Plain-words glossary
- Attention budget. Simple rules for how to spend limited review time.
- Bridging map. A map that shows both overlap and disagreement, with sources.
- Perspective receipt. A notice showing how your words were used, with a way to correct them.
- Rules computers can check. Community rules written so software can enforce them automatically.
- Appeals path. A standard, auditable way to ask for a fix — and get an answer on time.
- Source trail. Records that show where information came from.
- Trust-under-loss. Whether people who disagreed still accept the process as fair.
- Enoughness (kami). A system that knows its limits and can let go — built to be switched off gracefully.

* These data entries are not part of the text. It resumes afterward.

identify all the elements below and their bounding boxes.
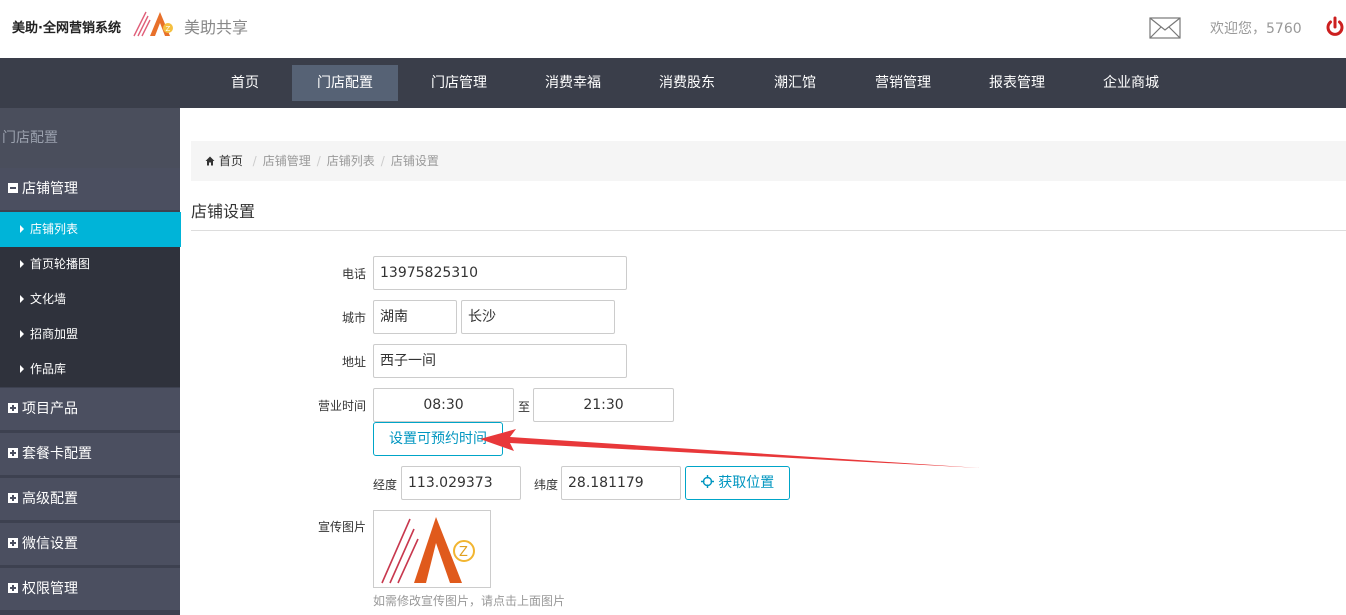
plus-square-icon (8, 538, 18, 548)
nav-consume-share[interactable]: 消费股东 (638, 65, 736, 101)
breadcrumb-home[interactable]: 首页 (205, 154, 247, 168)
promo-image[interactable]: Z (373, 510, 491, 588)
to-label: 至 (518, 400, 531, 414)
sidebar-item-home-carousel[interactable]: 首页轮播图 (0, 247, 180, 282)
sidebar-group-label: 店铺管理 (22, 181, 78, 197)
sidebar-title: 门店配置 (0, 108, 180, 168)
longitude-label: 经度 (373, 478, 398, 492)
sidebar-group-label: 高级配置 (22, 491, 78, 507)
divider (191, 230, 1346, 231)
phone-field[interactable]: 13975825310 (373, 256, 627, 290)
promo-image-label: 宣传图片 (317, 520, 366, 534)
phone-label: 电话 (341, 267, 366, 281)
breadcrumb: 首页 / 店铺管理 / 店铺列表 / 店铺设置 (191, 141, 1346, 181)
caret-right-icon (20, 365, 24, 373)
nav-store-config[interactable]: 门店配置 (292, 65, 398, 101)
sidebar-group-label: 套餐卡配置 (22, 446, 92, 462)
sidebar-group-label: 权限管理 (22, 581, 78, 597)
nav-reports[interactable]: 报表管理 (968, 65, 1066, 101)
caret-right-icon (20, 330, 24, 338)
sidebar-item-works[interactable]: 作品库 (0, 352, 180, 387)
sidebar: 门店配置 店铺管理 店铺列表 首页轮播图 文化墙 招商加盟 作品库 项目产品 套… (0, 108, 181, 615)
home-icon (205, 156, 215, 166)
promo-image-hint: 如需修改宣传图片，请点击上面图片 (373, 594, 566, 608)
sidebar-item-label: 作品库 (30, 362, 67, 376)
caret-right-icon (20, 225, 24, 233)
mail-icon[interactable] (1149, 17, 1181, 39)
hours-label: 营业时间 (317, 399, 366, 413)
power-icon[interactable] (1325, 16, 1345, 38)
header: 美助·全网营销系统 Z 美助共享 欢迎您，5760 (0, 0, 1346, 58)
annotation-arrow (480, 429, 980, 468)
sidebar-item-label: 招商加盟 (30, 327, 79, 341)
sidebar-item-label: 文化墙 (30, 292, 67, 306)
sidebar-item-store-list[interactable]: 店铺列表 (0, 212, 181, 247)
svg-text:Z: Z (459, 545, 468, 560)
nav-home[interactable]: 首页 (210, 65, 280, 101)
breadcrumb-separator: / (252, 154, 257, 168)
breadcrumb-home-label: 首页 (218, 154, 243, 168)
sidebar-group-products[interactable]: 项目产品 (0, 388, 180, 430)
minus-square-icon (8, 183, 18, 193)
city-label: 城市 (341, 311, 366, 325)
breadcrumb-separator: / (316, 154, 321, 168)
sidebar-group-permissions[interactable]: 权限管理 (0, 568, 180, 610)
address-field[interactable]: 西子一间 (373, 344, 627, 378)
sidebar-item-culture-wall[interactable]: 文化墙 (0, 282, 180, 317)
crosshair-icon (700, 475, 714, 488)
plus-square-icon (8, 493, 18, 503)
latitude-label: 纬度 (534, 478, 559, 492)
sidebar-group-label: 项目产品 (22, 401, 78, 417)
brand-name: 美助·全网营销系统 (12, 21, 121, 36)
sidebar-group-store-manage[interactable]: 店铺管理 (0, 168, 180, 210)
svg-text:Z: Z (166, 25, 171, 33)
nav-enterprise-mall[interactable]: 企业商城 (1082, 65, 1180, 101)
sidebar-item-franchise[interactable]: 招商加盟 (0, 317, 180, 352)
sidebar-group-advanced[interactable]: 高级配置 (0, 478, 180, 520)
close-time-field[interactable]: 21:30 (533, 388, 674, 422)
sidebar-group-label: 微信设置 (22, 536, 78, 552)
get-location-label: 获取位置 (718, 475, 775, 491)
logo-icon: Z (381, 517, 475, 584)
sidebar-group-wechat[interactable]: 微信设置 (0, 523, 180, 565)
nav-consume-happy[interactable]: 消费幸福 (524, 65, 622, 101)
caret-right-icon (20, 260, 24, 268)
open-time-field[interactable]: 08:30 (373, 388, 514, 422)
plus-square-icon (8, 448, 18, 458)
address-label: 地址 (341, 355, 366, 369)
caret-right-icon (20, 295, 24, 303)
breadcrumb-separator: / (380, 154, 385, 168)
breadcrumb-current: 店铺设置 (390, 154, 439, 168)
breadcrumb-item[interactable]: 店铺管理 (263, 154, 311, 168)
brand-subtitle: 美助共享 (184, 18, 249, 37)
breadcrumb-item[interactable]: 店铺列表 (327, 154, 375, 168)
sidebar-item-label: 首页轮播图 (30, 257, 91, 271)
welcome-text: 欢迎您，5760 (1210, 21, 1302, 37)
plus-square-icon (8, 403, 18, 413)
sidebar-group-package-cards[interactable]: 套餐卡配置 (0, 433, 180, 475)
province-select[interactable]: 湖南 (373, 300, 457, 334)
nav-chaohuiguan[interactable]: 潮汇馆 (752, 65, 838, 101)
top-nav: 首页 门店配置 门店管理 消费幸福 消费股东 潮汇馆 营销管理 报表管理 企业商… (0, 58, 1346, 108)
nav-marketing[interactable]: 营销管理 (854, 65, 952, 101)
nav-store-manage[interactable]: 门店管理 (410, 65, 508, 101)
page-title: 店铺设置 (191, 202, 256, 221)
city-select[interactable]: 长沙 (461, 300, 615, 334)
logo-icon: Z (133, 11, 173, 37)
plus-square-icon (8, 583, 18, 593)
sidebar-item-label: 店铺列表 (30, 222, 79, 236)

A closing image: the hospitable threshold that can still say no
Picture a host who welcomes each guest by name, makes space for their baggage, and shows how their presence changes the seating plan. That is attentiveness. And because some guests try to erase others, the host keeps a firm rule: hospitality within a rights‑respecting home. Teach our systems to be good hosts before great optimisers, and we will keep more of what is precious and create more that is shareable.